Dragging Down The Market: Why The Qualifying Offer Should Be Eliminated
The following is a guest contribution from Noah Goodman. Goodman is an associate at Ballard Spahr and he drafts memoranda on federal court decisions and federal agency rulings. He previously oversaw a political campaign for a former Philadelphia City Councilman and was a presenter at the 28th Cooperstown Symposium on Baseball and American Culture at the Baseball Hall of Fame in Cooperstown, New York. For more information on Noah please click here.
The “qualifying offer” restricts players’ employment opportunities while also hampering teams. Under the current collective bargaining agreement, teams have the right to extent a qualifying offer to a pending free agent at an established price within five days of the conclusion of the World Series.
If the player accepts the qualifying over, he remains bound to his team on a one-year contract at an established rate, which is determined by averaging the top 125 player salaries from the previous year. However, by accepting his teams qualifying offer, the player foregoes guaranteed money that he would inevitable receive on the open market and delays unrestricted free agency.
If the player rejects his teams qualifying offer, he becomes an unrestricted free agent. However, the team that signs him “shall forfeit its highest available selection” in MLB’s amateur draft. Historically, players have overwhelming rejected qualifying offers even if the forfeiture of a draft pick decreases their value.
Under the qualifying offer system, teams face a conundrum: should they invest their resources by refraining from signing free agents and build their team through the draft, or should they spend money on the open market? This conundrum highlights the negative effects that the qualifying offer has on both players and teams.

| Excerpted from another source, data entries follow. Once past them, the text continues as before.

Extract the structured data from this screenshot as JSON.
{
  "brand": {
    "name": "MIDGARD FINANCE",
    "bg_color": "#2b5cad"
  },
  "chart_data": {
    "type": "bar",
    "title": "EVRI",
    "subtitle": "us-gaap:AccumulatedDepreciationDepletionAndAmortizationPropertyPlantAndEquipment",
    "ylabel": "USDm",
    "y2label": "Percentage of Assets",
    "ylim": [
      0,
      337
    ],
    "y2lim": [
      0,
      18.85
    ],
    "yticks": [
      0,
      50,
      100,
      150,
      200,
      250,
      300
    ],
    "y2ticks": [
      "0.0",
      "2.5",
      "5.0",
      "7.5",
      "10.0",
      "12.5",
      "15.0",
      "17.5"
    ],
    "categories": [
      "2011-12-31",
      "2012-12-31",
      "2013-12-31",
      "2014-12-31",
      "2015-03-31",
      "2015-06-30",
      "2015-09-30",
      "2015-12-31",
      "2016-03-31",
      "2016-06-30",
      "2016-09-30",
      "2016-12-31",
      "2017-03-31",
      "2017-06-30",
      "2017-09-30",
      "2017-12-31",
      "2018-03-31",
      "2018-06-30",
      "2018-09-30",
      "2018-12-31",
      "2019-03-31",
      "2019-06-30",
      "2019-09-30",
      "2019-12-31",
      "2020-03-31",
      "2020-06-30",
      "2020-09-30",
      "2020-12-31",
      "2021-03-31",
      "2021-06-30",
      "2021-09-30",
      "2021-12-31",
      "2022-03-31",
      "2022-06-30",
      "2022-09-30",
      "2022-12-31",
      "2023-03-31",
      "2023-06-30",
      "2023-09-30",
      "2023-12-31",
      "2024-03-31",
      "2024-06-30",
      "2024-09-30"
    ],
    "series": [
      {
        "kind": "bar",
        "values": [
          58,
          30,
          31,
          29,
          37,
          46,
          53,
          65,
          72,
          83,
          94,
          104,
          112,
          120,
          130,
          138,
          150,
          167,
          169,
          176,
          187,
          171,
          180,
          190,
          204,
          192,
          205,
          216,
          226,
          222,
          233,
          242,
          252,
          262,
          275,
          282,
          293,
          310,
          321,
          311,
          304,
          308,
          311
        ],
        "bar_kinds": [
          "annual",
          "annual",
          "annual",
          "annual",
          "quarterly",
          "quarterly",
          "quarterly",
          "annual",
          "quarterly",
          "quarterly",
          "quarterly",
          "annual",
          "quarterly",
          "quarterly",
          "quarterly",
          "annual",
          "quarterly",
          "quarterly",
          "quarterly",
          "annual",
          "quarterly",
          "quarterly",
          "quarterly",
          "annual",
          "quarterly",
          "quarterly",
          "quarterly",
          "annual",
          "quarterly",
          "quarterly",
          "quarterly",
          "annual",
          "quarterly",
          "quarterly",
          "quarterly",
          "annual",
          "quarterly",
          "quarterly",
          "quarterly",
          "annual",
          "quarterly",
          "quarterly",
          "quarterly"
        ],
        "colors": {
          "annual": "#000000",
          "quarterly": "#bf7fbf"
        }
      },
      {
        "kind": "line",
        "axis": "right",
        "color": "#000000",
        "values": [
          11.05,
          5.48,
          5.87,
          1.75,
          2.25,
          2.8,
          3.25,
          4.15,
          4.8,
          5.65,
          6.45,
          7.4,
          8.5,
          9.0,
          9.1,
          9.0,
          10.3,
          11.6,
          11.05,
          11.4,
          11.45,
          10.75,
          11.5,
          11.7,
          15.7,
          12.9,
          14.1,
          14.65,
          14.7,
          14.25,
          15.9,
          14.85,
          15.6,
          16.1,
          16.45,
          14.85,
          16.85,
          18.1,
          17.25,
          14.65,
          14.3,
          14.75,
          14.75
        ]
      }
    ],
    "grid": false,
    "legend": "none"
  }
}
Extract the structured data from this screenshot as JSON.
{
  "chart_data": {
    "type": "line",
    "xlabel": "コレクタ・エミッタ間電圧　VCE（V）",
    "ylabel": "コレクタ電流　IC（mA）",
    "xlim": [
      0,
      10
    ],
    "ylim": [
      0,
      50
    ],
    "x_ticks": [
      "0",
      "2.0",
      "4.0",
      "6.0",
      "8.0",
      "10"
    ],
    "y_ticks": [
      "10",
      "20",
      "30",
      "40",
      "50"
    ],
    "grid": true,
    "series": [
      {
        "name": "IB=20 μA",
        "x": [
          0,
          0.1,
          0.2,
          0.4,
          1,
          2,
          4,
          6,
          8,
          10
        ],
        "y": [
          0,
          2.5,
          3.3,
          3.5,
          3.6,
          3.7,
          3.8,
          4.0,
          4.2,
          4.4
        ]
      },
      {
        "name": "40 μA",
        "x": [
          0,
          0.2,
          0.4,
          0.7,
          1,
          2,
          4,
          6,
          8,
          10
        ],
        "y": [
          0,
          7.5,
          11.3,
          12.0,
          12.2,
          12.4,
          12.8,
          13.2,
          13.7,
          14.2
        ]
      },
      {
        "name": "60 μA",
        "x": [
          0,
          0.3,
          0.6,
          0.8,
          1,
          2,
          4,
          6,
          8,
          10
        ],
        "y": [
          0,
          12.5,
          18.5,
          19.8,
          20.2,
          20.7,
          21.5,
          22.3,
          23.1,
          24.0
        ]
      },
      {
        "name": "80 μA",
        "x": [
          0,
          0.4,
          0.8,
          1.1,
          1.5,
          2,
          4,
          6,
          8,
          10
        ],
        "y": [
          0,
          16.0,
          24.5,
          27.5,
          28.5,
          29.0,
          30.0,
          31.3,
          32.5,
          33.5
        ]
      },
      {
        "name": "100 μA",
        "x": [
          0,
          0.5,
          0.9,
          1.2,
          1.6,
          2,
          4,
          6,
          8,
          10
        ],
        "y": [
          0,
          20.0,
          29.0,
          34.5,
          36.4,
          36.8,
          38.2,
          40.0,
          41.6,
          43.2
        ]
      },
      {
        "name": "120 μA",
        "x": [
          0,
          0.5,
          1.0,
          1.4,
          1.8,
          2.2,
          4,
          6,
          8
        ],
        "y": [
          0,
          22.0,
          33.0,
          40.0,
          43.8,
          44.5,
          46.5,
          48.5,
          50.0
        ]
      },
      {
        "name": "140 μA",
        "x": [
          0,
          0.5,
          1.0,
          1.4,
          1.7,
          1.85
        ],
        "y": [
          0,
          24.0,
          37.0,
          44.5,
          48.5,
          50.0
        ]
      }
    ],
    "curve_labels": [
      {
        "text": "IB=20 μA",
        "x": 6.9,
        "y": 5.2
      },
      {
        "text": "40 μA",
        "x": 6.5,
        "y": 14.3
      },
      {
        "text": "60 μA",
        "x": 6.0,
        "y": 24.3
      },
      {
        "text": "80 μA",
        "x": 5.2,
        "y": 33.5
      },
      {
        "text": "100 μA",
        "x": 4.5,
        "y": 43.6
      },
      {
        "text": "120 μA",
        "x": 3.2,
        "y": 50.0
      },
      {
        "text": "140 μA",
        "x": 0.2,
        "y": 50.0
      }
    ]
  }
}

Recent trends in free agency demonstrate that fewer teams will bid for a player’s service if he rejects a qualifying offer because they are unwilling to surrender a draft pick for a player they otherwise might have interest in. This is particularly true in a sport where age matters and free agents reach the open market too late in their careers. Teams are effectively choosing long-term stability of building through the draft instead of improving immediately by signing free agents. For the players, the choice of either signing a one-year contract or requiring a team to forfeit a draft pick has resulted in their value waning.
In the MLB’s next collective bargaining agreement, both the MLBPA and the owners would benefit from eliminate the qualifying offer. For teams, they would not be faced with the difficult choice of investing in free agency or building through the draft. For players, their value would increase because teams would not have to sacrifice a high-draft pick and they would not delay unrestricted free agency.